Acho que a sociedade ainda tem que aprender que não somos marginais, que não somos vulgares e que ela nos deve muito. Somos seres humanos, pessoas como qualquer outra, com acertos e erros. Também deve saber que ser travesti é a nossa identidade de gênero.
Veja algumas das comunidades do Orkut:
– Como você se entendeu travesti?
No início eu não tinha muita noção, não era muito politizada e a sociedade me pregava como homossexual. Até cheguei a me considerar homossexual. Mas quando cheguei na militância, interagindo com outras militantes, eu fui aprendendo e me reconhecendo como travesti. E sou de uma geração que a identidade de gênero travesti era muito forte. Era a travesti que estava nos jornais, na televisão, então através da minha geração eu me considerei e me considera travesti. Eu não tenho vergonha nenhuma disso.
– Mais que não ter vergonha, você tem orgulho de ser travesti?
Eu tenho orgulho de ser travesti, porque ser travesti é luta, é resistência, é uma bandeira e uma história. Tirando o preconceito que existe, podem me mandar em várias encarnações como travesti porque eu amo ser travesti. Eu não saberia ser uma mulher cis ou um homem cis hétero.
– O que lembra da sua infância?
Eu queria ter Barbie, queria ter brinquedos considerados de menina, mas eu tinha essas limitações porque até então eu era vista como um menininho. Os meus pais não me davam esse tipo de presente. Mas eu curti a minha infância da melhor maneira possível, brinquei até o último instante em que eu me vi como criança. Eu tinha vontade de brincar, ia lá e brincava. Não sou frustrada em relação à minha infância.
– Mas você conseguia levar a infância tranquilamente se não conseguia ganhar aquilo que gostaria?
Os meus brinquedos de “menina” eu recolhia do lixo. Pegava as bonecas que eram jogadas no lixo, que não tinham pernas, cabeças, braços e eram com elas que eu desfrutava e me realizava. Quando não tinha essas bonecas, eu pegava a caixa das bonecas que as meninas ganhavam de presente. Eu recolhia do lixo, recortava e brincava com aquele papel duro. No interior de São Paulo também tem muita boneca de milho e eu brinquei muito com boneca de milho. Uma tinha o cabelo vermelhinho outras eram loiras e elas eram as minhas divas nessa fase.
– Como foi dizer para a família que é uma travesti?
De primeiro momento a minha família não aceitou. O meu pai, que teve uma educação machista, por incrível que pareça, foi a pessoa da minha família que sempre me aceitou. Eu nunca vi o meu pai questionar a minha travestilidade.

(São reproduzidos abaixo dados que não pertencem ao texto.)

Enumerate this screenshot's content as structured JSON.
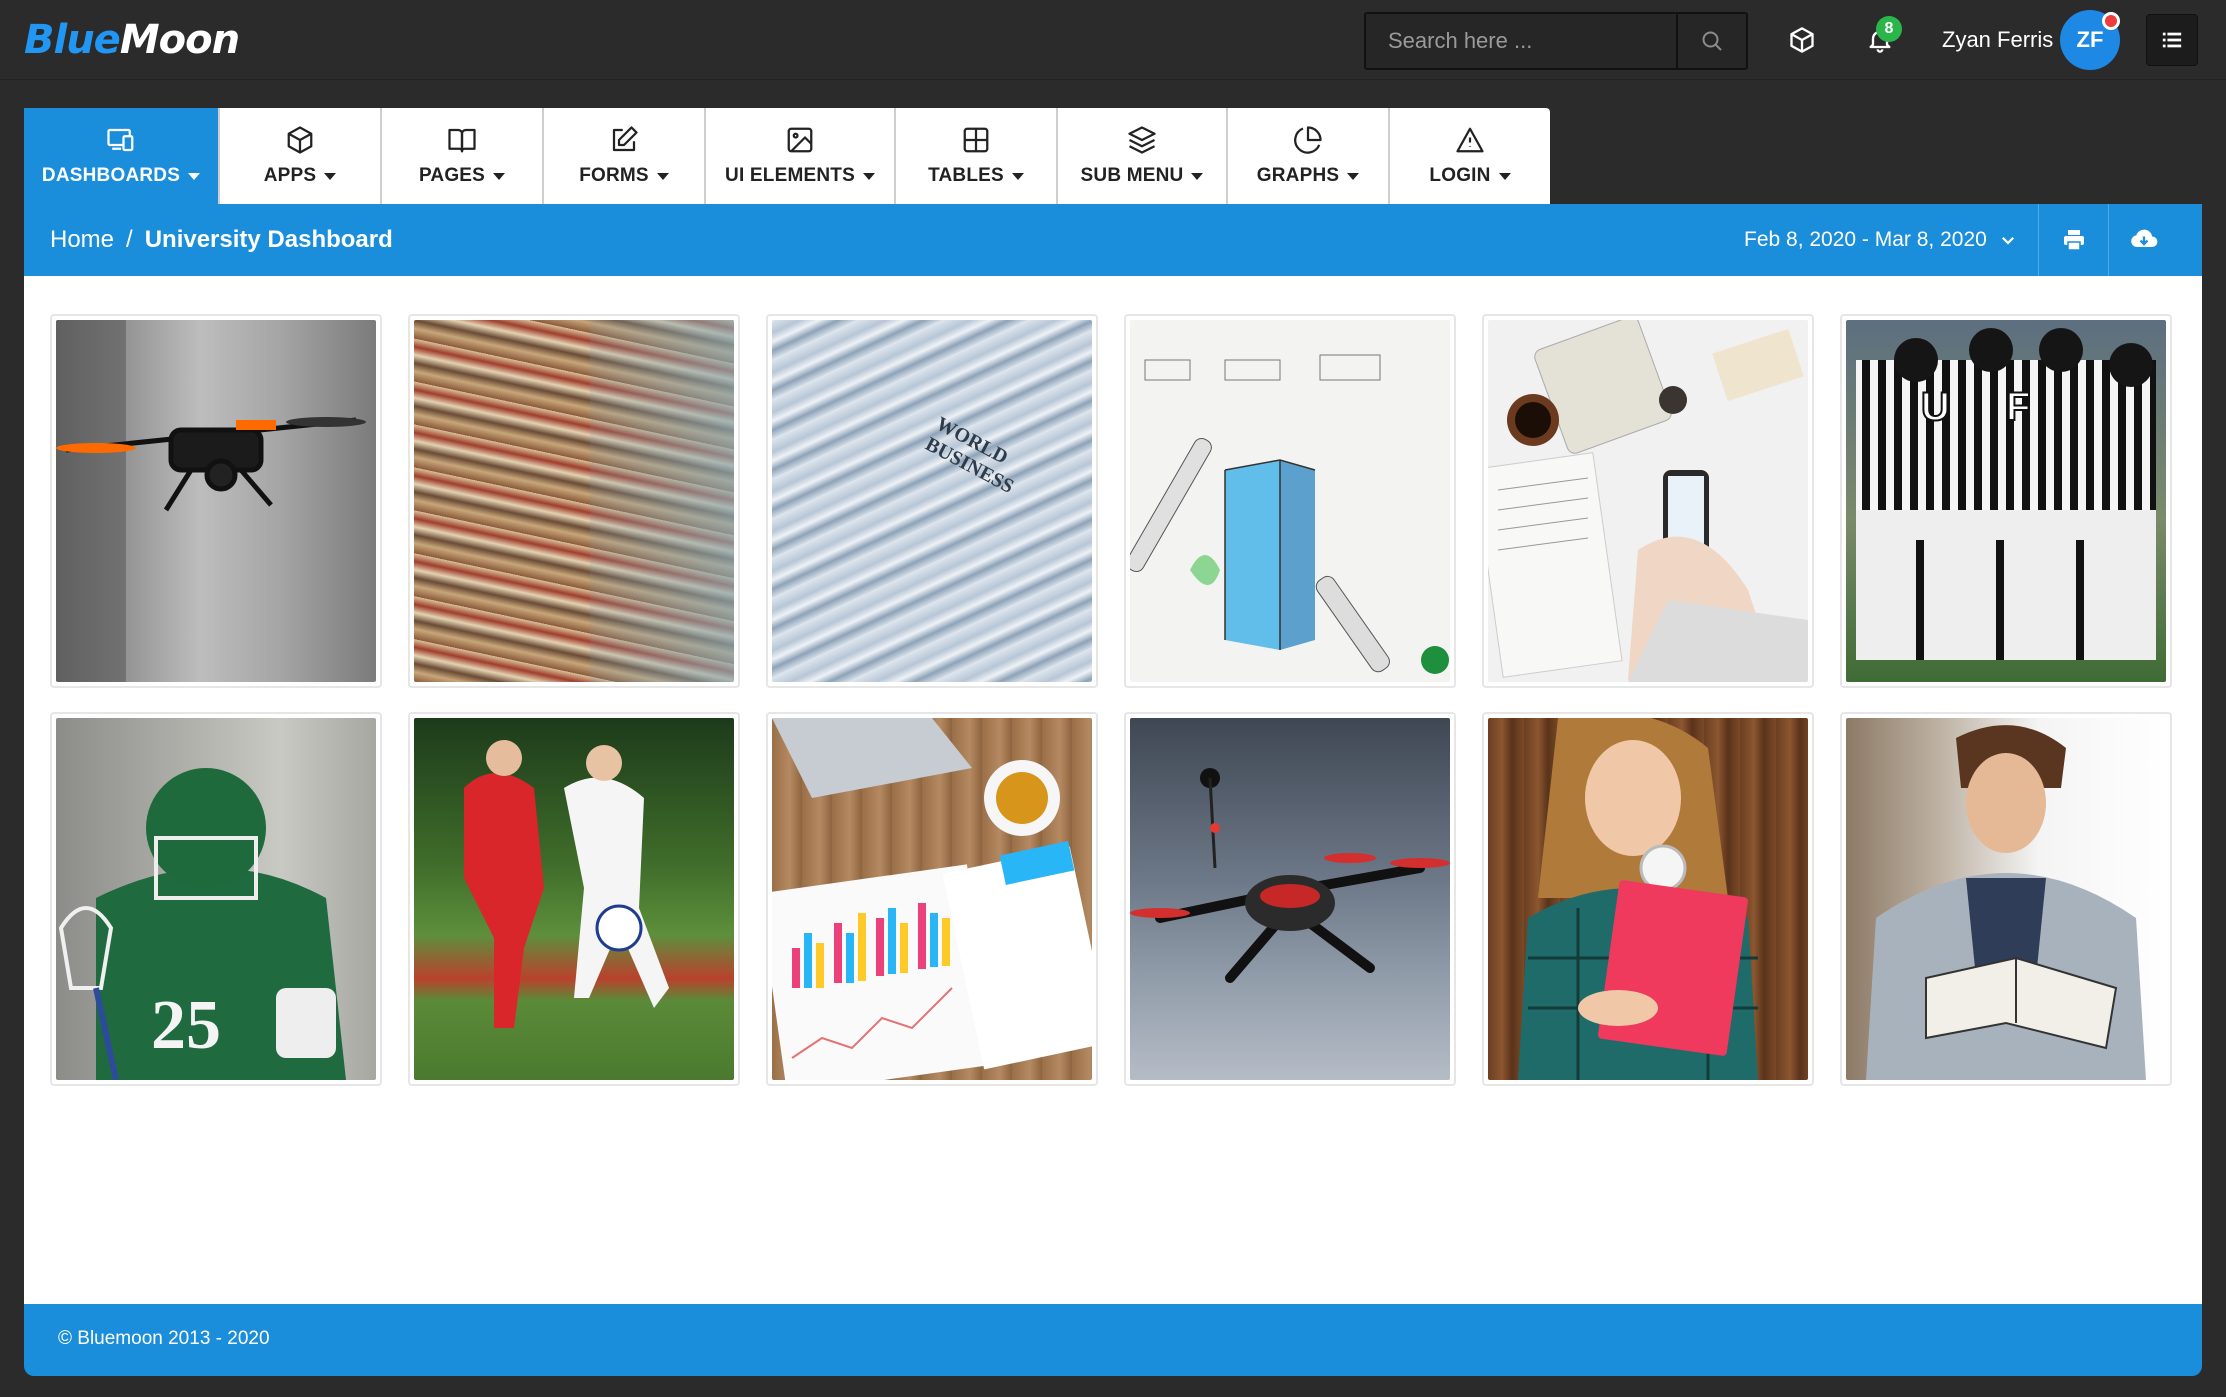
{
  "brand": {
    "logo_part1": "Blue",
    "logo_part2": "Moon"
  },
  "search": {
    "placeholder": "Search here ..."
  },
  "notifications": {
    "count": "8"
  },
  "user": {
    "name": "Zyan Ferris",
    "initials": "ZF"
  },
  "nav": {
    "tabs": [
      {
        "label": "DASHBOARDS",
        "icon": "devices-icon"
      },
      {
        "label": "APPS",
        "icon": "box-icon"
      },
      {
        "label": "PAGES",
        "icon": "book-icon"
      },
      {
        "label": "FORMS",
        "icon": "edit-icon"
      },
      {
        "label": "UI ELEMENTS",
        "icon": "image-icon"
      },
      {
        "label": "TABLES",
        "icon": "table-icon"
      },
      {
        "label": "SUB MENU",
        "icon": "layers-icon"
      },
      {
        "label": "GRAPHS",
        "icon": "pie-chart-icon"
      },
      {
        "label": "LOGIN",
        "icon": "warning-icon"
      }
    ]
  },
  "breadcrumb": {
    "home": "Home",
    "separator": "/",
    "current": "University Dashboard"
  },
  "daterange": {
    "label": "Feb 8, 2020 - Mar 8, 2020"
  },
  "gallery": {
    "photos": [
      "drone-photo",
      "books-photo",
      "newspapers-photo",
      "architecture-sketch-photo",
      "desk-calculator-photo",
      "referees-huddle-photo",
      "lacrosse-player-photo",
      "soccer-players-photo",
      "analytics-report-photo",
      "quadcopter-photo",
      "student-girl-photo",
      "student-reading-photo"
    ]
  },
  "footer": {
    "text": "© Bluemoon 2013 - 2020"
  },
  "colors": {
    "accent": "#1a8ddb",
    "topbar": "#2b2b2b",
    "badge": "#2bb64c",
    "alert": "#ef3b3b"
  }
}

Lembro que quando fiz a rinoplastia, que ia me operar e resposta dele foi: “Por que ela vai fazer isso? Por que ela não faz a pepeca logo?”. Na cabeça dele tinha ser até na parte íntima também. Mas a família foi aceitando com o tempo. Ainda hoje alguns não me chamam por Kimberly e é uma das minhas limitações. Por mais que grite, brigue e lute para o respeito ao nome social, eu não consigo cobrar deles isso. É um bloqueio que eu ainda tenho. Mas sei que apesar disso eles me amam.
– Você tem uma veia artística, faz performances musicais e também faz manifestações artísticas em Paradas. Como foi que se descobriu artista?

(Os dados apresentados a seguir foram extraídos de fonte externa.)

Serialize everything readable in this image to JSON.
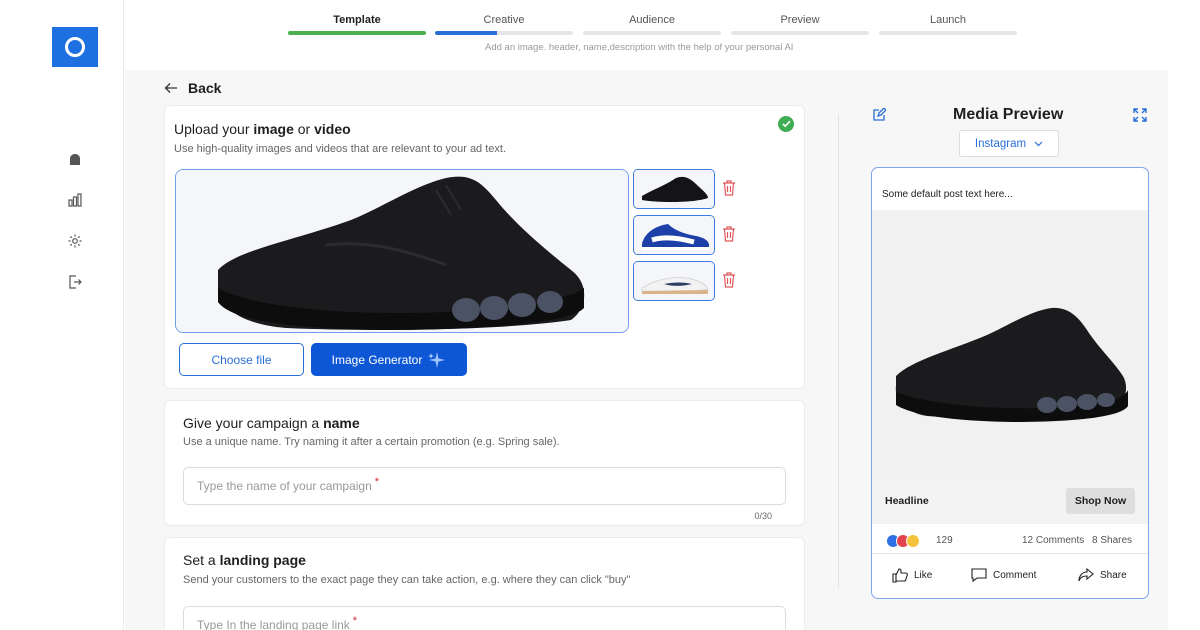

Desde a infância a gente tem sonho de ser atriz, cantora… Mas na vida adulta eu vi que não tenho voz para cantar e que não tenho talento para atuar. Então, como sempre assisti ao Silvio Santos, os shows de calouros com as travestis e transexuais, aquilo me fascinada. Eu queria ser aquilo também e procurei fazer. Nessa área eu me dou muito bem e me realizo. Nas minhas performances, procuro trazer uma visão social, de luta e de empoderamento.
Em performance no SP Transvisão
Kimberly em concurso de miss
– Como foi que chegou aos concursos de Miss? Você chegou a vencer, né?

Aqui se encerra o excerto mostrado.